Friday, August 8, 2008 - 9:20 AM

COS 112-5: Interactions between litterfall and roots in a lowland tropical forest

Emma J. Sayer, Smithsonian Tropical Research Institute and E.V.J. Tanner, University of Cambridge.

Roots and litter are two of the most dynamic components of the forest carbon cycle. Most of the carbon in litter, fine- and small roots is cycled rapidly: root respiration and the respiration of root-derived substrates typically make up around 30-50% of total soil respiration; decomposing litter contributes another 30% to total soil respiration.
Previous work has shown that an increase in the amount of litter on the forest floor affects root distribution and reduces the mass of fine roots in the soil. Such interactions between litter and roots are likely to affect soil respiration rates, soil water content, and ultimately carbon and nutrient cycling. To investigate this, I combined large-scale monthly litter removal (L-) and addition (L+) treatments with root-exclusion (trenched) subplots in a lowland tropical forest.

Soil respiration dropped by 20-30% immediately after trenching and then returned to control levels over the following weeks as the cut roots decayed.

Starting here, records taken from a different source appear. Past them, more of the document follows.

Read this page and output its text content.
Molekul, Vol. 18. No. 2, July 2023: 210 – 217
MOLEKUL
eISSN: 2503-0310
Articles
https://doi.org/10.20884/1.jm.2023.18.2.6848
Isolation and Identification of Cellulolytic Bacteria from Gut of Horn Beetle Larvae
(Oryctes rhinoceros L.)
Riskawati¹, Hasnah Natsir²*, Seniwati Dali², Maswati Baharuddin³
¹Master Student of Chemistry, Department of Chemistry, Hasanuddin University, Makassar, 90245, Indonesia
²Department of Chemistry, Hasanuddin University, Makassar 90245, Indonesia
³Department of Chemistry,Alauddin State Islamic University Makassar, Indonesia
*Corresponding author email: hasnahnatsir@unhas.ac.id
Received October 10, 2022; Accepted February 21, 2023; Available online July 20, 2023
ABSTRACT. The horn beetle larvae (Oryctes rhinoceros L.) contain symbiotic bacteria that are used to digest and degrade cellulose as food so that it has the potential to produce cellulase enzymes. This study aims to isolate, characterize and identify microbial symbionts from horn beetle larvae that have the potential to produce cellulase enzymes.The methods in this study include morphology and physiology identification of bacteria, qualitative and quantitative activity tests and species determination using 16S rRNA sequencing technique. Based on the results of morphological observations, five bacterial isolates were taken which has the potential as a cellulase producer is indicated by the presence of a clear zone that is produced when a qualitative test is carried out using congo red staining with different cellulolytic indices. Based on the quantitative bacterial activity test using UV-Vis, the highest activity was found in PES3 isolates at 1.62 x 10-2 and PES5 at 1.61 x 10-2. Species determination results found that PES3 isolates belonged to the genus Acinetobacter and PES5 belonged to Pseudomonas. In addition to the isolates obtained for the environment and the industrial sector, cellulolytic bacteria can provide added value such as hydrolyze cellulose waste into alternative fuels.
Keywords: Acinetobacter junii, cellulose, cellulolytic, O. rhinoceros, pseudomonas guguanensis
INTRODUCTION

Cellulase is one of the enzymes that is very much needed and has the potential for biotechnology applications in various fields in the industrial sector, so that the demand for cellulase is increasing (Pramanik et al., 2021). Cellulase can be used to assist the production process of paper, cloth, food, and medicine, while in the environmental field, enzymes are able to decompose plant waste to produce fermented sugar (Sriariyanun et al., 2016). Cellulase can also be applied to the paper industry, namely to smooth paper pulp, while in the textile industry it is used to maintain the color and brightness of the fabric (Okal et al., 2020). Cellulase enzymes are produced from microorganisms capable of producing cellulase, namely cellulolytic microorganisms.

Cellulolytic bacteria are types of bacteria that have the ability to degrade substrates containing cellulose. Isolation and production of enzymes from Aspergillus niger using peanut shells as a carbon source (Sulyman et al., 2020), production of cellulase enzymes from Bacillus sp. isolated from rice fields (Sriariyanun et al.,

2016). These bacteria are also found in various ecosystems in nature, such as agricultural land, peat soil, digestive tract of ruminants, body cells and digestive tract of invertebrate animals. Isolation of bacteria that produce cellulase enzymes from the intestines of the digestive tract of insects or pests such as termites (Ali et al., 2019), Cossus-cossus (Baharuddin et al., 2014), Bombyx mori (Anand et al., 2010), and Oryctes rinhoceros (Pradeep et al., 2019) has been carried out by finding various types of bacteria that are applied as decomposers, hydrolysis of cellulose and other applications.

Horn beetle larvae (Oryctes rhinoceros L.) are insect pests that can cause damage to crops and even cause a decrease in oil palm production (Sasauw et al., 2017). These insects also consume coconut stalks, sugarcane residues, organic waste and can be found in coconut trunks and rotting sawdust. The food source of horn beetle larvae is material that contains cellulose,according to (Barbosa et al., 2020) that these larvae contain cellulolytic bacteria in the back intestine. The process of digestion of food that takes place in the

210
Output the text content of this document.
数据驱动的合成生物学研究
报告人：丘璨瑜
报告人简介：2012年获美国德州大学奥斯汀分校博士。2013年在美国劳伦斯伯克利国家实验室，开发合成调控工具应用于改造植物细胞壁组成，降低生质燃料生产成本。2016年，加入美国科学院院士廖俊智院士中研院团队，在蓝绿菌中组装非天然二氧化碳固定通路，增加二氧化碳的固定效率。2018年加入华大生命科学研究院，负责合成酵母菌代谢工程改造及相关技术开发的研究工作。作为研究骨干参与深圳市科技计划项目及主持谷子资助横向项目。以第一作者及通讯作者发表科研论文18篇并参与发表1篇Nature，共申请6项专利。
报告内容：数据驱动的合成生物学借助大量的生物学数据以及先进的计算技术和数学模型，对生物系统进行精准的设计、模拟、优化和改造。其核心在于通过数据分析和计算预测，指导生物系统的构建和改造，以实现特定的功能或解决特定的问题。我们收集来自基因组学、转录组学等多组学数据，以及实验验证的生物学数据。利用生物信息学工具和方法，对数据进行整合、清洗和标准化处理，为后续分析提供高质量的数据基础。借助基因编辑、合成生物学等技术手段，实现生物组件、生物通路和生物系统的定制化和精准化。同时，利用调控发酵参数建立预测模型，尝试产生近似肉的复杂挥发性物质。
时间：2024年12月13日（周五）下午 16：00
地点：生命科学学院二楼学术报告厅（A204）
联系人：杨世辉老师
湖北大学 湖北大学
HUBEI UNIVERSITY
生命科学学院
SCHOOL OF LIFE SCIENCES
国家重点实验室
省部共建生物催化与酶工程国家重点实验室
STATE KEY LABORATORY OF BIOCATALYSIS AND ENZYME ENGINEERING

After eight months, eliminating roots by trenching had decreased soil respiration by around 25% in the control (CT) plots and 45 % in L- plots but only by 13% in the L+ plots, which reflects the reduction in fine root biomass in the soil in this treatment.
Trenching also greatly increased soil water content during the dry season in the CT and L+ plots, but the increase was less pronounced in the L- plots, possibly due to greater evaporation from the exposed soil surface.
Soil respiration was strongly positively correlated with soil temperature in the main litter treatments but the absence of roots in the trenched subplots decreased the sensitivity of soil respiration to changes in soil temperature.
Soil respiration decreased with increasing soil water content in the CT and L- plots but not in the L+ plots; there was no effect of soil water content on soil respiration in the trenched subplots in any of the litter treatments. This suggests that increasing soil water content negatively affects root respiration, rather than heterotrophic respiration.